Barat’s Eddie is lonesome rodeo rider and stuntman who has driven thousands of miles to track down Frost’s May, a highly strung termagant in a slash of a red dress who is working as a short-order cook and waiting for her new boyfriend to take her out to the movies.

The only movie she sees is the one she’s in, as the encounter implodes into a savage anatomy of an unresolved relationship, full of hurt and recrimination.

It’s hard to think of the actors as convincing remnants of trailer-trash land. Frost is too bright and too English while Barat has the right spaced-out loping demeanour but is nowhere near the essential outdoors urban cowboy style that is the Shepard trademark.

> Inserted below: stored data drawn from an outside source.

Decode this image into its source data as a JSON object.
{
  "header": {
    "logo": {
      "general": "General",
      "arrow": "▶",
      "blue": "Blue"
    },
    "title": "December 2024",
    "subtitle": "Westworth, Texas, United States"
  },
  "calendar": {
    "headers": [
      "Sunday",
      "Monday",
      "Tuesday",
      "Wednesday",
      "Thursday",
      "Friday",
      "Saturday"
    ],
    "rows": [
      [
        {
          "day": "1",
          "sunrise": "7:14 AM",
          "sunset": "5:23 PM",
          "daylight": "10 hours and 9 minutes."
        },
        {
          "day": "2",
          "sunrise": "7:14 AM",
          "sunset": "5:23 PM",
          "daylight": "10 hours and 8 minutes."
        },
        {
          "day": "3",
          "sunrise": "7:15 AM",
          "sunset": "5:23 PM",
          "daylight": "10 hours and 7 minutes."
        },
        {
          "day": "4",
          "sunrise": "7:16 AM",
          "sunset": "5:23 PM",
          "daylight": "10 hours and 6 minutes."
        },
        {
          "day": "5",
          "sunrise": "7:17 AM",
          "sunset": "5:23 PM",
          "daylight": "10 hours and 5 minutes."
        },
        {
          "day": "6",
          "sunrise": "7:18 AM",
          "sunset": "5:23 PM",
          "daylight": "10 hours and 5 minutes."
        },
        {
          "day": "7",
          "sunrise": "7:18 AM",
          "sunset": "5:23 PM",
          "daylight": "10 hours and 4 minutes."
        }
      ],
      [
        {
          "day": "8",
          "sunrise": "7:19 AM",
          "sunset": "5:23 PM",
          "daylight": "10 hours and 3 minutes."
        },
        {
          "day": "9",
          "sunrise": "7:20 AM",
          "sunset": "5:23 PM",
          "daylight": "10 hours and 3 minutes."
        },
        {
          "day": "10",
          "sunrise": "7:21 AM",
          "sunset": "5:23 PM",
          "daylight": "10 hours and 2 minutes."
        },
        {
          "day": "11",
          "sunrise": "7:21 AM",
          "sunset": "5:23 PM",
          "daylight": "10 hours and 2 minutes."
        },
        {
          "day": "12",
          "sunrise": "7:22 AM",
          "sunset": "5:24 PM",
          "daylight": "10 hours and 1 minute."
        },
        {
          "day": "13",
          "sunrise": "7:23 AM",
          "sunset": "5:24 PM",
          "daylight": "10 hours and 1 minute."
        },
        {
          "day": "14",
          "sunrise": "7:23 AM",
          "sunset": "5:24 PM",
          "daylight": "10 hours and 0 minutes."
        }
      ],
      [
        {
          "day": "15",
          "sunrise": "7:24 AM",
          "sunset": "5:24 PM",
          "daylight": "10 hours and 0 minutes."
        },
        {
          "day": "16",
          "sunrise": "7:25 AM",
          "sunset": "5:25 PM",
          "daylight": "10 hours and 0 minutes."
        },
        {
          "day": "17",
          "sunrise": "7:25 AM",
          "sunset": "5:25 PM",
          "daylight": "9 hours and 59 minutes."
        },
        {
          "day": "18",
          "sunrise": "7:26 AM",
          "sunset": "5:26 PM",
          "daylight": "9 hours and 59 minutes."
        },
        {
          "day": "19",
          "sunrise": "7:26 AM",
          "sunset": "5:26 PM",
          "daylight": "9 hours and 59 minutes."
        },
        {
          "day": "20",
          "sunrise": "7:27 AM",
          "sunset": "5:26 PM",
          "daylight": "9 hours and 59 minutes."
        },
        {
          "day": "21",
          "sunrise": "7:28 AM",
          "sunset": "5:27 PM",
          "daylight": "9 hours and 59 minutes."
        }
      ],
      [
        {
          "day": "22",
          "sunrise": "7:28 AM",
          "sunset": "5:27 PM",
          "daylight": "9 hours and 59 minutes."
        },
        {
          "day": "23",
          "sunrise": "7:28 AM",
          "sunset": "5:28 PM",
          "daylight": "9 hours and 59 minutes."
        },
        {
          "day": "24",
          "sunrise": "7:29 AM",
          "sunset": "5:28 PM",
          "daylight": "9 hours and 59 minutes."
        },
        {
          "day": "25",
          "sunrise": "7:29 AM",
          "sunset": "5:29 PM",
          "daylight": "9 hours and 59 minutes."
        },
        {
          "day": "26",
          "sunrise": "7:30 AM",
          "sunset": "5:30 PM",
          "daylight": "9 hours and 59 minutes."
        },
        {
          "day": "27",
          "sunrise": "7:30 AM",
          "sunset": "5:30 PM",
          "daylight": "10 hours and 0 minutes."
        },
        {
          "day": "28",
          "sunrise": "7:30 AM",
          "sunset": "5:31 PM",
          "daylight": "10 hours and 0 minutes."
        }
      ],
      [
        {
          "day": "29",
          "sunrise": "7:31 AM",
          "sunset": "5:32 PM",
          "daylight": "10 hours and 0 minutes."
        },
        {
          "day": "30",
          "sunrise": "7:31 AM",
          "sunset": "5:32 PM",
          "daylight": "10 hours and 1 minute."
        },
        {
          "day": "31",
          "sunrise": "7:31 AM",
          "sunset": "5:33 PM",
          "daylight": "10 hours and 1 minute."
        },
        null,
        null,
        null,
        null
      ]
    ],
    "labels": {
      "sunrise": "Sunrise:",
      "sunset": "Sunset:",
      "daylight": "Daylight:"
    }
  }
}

Usually, the pair’s antics are observed by an old man sitting quietly in a corner on a rocking chair. It’s a good idea, this time, to have the actor, Gerard McDermott, wandering among the audience, swigging from his bottle of Jack Daniels, but it does dissipate the power of his presence, and its mystery. He is, after all, supposed to be a ghost, not a character.

The other quality missing is that of a dead-at-night atmosphere suddenly disrupted in that climactic conflagration when a runaway car bulldozes into Eddie’s horse-trailer outside and lights up the desert sky. You never feel as though you’re in the back and beyond of Southern California.

The last West End revival with the Los Angeles rock chick Juliette Lewis and the young New Zealander Martin Henderson – both of them in their early thirties – was infinitely superior and achieved that sense of the play being a Greek tragedy in the mid West. This is more like a domestic squabble in Tufnell Park.